Pu Zhiqiang, un célèbre avocat chinois des droits de l’homme, a été condamné mardi 22 décembre dernier par un tribunal pékinois. Pour la plupart des observateurs du procès, les accusations sont douteuses, et vraisemblablement politisées. Il a été condamné à trois ans de prison avec sursis, c’est-à-dire libre de ses mouvements, mais sous contrôle policier permanent.
La frustration se mélange au soulagement chez les activistes qui suivaient l’issue du procès. Frustration envers ce traitement injustifié à leurs yeux, et soulagement au vu de la « légèreté » de la sentence.

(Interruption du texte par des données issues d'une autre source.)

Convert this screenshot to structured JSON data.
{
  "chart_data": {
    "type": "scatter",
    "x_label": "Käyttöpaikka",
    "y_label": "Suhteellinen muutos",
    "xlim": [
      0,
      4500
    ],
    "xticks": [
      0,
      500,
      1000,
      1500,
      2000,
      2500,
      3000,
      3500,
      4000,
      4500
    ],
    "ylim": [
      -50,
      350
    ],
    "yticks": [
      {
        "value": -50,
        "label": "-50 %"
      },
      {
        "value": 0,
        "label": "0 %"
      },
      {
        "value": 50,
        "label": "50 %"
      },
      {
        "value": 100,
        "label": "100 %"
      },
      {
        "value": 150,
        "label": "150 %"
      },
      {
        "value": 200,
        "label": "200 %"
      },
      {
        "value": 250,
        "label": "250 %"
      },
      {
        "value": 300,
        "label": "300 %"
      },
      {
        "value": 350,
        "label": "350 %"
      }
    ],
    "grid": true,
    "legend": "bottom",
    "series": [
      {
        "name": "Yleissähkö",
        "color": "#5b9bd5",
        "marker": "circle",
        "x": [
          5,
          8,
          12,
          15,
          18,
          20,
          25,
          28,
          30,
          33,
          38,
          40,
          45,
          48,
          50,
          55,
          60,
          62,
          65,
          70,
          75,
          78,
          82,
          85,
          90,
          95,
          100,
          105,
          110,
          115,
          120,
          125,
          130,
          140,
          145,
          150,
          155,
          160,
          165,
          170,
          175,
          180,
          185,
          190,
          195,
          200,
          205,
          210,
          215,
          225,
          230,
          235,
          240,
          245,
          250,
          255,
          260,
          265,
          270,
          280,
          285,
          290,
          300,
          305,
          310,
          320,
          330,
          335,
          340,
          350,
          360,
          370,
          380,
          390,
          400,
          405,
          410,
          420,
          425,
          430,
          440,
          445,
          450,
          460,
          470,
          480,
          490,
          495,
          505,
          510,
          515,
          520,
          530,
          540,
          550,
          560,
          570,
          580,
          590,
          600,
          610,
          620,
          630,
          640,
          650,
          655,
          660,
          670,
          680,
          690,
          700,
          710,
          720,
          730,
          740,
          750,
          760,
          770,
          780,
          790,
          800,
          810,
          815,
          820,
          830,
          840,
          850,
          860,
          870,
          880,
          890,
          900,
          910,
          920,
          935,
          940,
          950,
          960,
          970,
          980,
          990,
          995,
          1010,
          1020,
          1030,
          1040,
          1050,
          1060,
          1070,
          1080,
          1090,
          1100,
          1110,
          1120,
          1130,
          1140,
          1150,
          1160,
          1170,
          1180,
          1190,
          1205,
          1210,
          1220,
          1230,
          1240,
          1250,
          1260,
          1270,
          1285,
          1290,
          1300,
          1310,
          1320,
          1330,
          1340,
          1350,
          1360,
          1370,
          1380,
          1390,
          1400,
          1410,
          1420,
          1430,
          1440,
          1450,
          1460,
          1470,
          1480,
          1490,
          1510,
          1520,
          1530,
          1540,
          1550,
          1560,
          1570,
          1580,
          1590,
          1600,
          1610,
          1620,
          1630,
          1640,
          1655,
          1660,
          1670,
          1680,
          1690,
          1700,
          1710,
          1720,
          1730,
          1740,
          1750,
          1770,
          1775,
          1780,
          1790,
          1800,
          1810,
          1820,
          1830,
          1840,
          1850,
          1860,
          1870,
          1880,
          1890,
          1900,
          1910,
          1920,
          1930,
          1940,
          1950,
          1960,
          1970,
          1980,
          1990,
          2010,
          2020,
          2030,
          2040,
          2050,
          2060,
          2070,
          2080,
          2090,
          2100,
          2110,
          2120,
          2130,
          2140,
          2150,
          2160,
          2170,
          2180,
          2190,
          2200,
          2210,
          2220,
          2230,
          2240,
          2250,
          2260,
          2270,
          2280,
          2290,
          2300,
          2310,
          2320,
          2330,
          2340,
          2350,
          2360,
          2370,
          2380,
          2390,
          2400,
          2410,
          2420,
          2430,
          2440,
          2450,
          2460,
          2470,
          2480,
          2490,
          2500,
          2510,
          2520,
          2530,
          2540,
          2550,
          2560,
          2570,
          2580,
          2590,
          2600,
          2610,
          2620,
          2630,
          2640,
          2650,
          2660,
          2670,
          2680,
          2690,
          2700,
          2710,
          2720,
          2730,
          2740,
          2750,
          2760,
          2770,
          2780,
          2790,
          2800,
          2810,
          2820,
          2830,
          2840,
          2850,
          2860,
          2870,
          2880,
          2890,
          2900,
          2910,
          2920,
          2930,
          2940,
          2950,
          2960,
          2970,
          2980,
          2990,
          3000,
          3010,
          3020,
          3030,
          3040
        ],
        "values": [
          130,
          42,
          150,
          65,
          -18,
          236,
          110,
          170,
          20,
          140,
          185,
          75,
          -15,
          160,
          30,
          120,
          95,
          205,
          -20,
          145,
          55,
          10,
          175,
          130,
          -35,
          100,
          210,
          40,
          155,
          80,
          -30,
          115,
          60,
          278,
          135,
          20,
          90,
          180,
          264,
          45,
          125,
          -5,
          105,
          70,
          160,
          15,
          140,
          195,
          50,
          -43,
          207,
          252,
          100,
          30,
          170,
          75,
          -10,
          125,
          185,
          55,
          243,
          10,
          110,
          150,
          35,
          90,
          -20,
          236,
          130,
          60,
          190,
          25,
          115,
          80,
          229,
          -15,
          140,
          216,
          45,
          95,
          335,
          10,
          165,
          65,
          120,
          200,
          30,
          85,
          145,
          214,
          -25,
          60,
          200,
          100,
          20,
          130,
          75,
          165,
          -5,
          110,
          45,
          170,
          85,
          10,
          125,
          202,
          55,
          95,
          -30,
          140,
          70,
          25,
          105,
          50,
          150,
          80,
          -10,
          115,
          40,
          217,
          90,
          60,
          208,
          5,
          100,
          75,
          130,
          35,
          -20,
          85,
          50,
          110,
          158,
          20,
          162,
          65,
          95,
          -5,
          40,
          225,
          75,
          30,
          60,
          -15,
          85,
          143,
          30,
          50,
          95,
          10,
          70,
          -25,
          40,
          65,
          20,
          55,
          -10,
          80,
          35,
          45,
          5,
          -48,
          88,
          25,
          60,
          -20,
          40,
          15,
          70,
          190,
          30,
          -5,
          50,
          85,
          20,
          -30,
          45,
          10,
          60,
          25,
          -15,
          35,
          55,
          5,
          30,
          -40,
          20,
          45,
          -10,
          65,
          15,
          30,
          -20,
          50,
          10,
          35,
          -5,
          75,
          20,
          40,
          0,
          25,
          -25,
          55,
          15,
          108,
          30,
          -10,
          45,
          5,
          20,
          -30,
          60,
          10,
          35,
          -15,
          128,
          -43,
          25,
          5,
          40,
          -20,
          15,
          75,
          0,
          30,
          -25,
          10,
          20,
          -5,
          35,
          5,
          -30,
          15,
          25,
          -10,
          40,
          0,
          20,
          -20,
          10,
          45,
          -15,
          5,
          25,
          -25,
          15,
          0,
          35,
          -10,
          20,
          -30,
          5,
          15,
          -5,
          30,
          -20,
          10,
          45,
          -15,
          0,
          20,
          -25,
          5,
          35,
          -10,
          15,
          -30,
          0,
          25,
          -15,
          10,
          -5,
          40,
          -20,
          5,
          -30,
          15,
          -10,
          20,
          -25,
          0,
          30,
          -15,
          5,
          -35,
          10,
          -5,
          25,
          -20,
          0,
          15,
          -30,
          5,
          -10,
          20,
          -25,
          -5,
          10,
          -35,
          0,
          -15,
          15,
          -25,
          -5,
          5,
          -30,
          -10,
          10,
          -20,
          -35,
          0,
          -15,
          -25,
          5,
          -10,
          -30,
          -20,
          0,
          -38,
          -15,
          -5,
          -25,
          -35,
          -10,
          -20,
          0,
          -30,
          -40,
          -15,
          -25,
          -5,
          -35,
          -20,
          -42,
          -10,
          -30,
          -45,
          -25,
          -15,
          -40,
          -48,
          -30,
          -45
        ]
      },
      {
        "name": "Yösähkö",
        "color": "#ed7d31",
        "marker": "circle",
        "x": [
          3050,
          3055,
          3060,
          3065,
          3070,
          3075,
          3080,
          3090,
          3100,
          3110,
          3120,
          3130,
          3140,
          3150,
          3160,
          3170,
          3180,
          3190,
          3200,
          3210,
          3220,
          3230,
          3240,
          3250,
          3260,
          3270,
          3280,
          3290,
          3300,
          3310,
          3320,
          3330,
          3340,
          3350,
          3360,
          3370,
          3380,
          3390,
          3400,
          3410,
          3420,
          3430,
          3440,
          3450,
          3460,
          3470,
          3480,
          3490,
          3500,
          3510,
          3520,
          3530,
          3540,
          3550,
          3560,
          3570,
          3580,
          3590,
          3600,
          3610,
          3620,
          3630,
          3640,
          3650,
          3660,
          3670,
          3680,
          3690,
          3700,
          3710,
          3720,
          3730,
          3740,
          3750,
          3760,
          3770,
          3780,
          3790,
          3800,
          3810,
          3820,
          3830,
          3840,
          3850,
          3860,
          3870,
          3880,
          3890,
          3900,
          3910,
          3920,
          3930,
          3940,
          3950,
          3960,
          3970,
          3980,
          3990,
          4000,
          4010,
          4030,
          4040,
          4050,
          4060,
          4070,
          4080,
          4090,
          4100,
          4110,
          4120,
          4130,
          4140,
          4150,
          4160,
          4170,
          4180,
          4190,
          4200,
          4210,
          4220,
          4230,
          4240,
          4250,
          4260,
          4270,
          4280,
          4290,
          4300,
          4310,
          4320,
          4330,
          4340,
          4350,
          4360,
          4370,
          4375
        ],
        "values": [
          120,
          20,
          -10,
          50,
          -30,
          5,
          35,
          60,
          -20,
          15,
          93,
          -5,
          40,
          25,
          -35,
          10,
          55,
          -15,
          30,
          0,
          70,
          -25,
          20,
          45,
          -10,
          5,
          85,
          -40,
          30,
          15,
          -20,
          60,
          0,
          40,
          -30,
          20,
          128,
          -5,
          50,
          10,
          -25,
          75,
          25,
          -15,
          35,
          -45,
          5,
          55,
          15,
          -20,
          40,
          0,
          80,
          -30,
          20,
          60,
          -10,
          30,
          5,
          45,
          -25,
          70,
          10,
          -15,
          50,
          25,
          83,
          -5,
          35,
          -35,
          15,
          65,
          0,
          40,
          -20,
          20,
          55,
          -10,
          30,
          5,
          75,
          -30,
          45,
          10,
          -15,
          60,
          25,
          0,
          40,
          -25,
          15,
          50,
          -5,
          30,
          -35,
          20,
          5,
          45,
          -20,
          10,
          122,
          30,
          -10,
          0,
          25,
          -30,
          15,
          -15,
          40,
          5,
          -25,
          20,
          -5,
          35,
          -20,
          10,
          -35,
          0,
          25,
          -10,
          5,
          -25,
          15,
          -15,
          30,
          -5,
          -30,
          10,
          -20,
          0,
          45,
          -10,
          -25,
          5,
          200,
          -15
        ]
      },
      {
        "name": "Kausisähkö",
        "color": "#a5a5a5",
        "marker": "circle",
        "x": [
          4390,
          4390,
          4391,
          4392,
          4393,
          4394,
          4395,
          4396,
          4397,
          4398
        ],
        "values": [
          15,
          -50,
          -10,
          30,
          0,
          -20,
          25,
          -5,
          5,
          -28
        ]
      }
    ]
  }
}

Le second tribunal populaire intermédiaire de Pékin accuse Pu, 50 ans, d’être coupable d’« incitation à la haine ethnique », et de « provoquer querelles et désordre » d’après le média d’État China Central Television (CCTV). Pu vient de passer 19 mois en garde-à-vue, et il n’est pas encore établi qu’il en sorte dès à présent.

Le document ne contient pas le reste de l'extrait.